The differences between dementia and DLBs is most apparent during the early stages. In traditional dementia, memory loss is most prevalent. Early memory loss manifests itself in lost objects and forgotten conversations. Those afflicted may also experience personality changes and begin to have trouble with everyday tasks. Typically, dementia progresses relatively slowly, with an average of 12 years between diagnosis and death.

Dementia with Lewy bodies (DLBs), on the other hand, causes a decline is cognitive and motor function, and often presents with psychiatric illness as well. Although cognitive symptoms mirror those of Alzheimer’s Disease, those with DLB experience additional symptoms, including muscle stiffness, full-body tremors and hallucinations. The hallucinations are almost always visual, but auditory, olfactory and even tactile hallucinations have been reported.

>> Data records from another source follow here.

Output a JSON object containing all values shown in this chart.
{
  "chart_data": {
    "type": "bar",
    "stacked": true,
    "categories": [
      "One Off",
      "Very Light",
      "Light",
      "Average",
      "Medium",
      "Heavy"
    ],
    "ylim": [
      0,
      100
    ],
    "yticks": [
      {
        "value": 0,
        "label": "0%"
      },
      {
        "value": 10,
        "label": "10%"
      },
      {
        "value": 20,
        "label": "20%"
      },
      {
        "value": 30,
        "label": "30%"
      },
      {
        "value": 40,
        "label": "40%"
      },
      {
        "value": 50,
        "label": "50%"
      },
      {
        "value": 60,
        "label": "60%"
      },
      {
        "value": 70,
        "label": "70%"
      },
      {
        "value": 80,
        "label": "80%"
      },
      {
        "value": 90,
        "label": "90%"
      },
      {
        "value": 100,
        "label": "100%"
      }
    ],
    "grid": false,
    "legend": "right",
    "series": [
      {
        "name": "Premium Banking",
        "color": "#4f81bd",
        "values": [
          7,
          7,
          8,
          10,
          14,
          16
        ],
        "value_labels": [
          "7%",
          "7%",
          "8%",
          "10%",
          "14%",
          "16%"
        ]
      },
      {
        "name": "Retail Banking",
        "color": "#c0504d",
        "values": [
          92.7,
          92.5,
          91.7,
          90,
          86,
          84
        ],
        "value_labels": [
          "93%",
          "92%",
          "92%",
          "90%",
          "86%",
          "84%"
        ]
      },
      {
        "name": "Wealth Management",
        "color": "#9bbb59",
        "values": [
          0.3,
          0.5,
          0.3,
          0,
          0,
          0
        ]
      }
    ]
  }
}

Additionally, DLB progresses far more rapidly, which results in a much shorter life expectancy in comparison to those with Alzheimer’s Disease. The average lifespan after diagnosis is only five to seven years in those with DLB.

Dementia with Lewy Bodies (DLBs) Treatment

Alzheimer’s Disease is treated using a variety of different medications. The early stages are treated with cholinesterase inhibitors. Cholinesterase inhibitors prevent the loss of acetylcholine, which can delay the onset of more serious symptoms. Advanced Alzheimer’s is treated with NMDA antagonists. NMDA antagonists help regulate many of the brain’s chemicals in a way that prevents brain death. Additionally, medications are often used to treat unpleasant symptoms, such as anti-psychotics.

The treatment for Dementia with Lewy Bodies is a lot less defined. Cholinesterase inhibitors have been used with moderate success in treating cognitive decline. Treating motor and psychiatric symptoms is what can prove to be difficult. Many anti-psychotics cause an increase in motor dysfunction and medications commonly used to treat movement disorders can trigger psychosis. So far, using these drugs carefully at low doses seems to be the best option.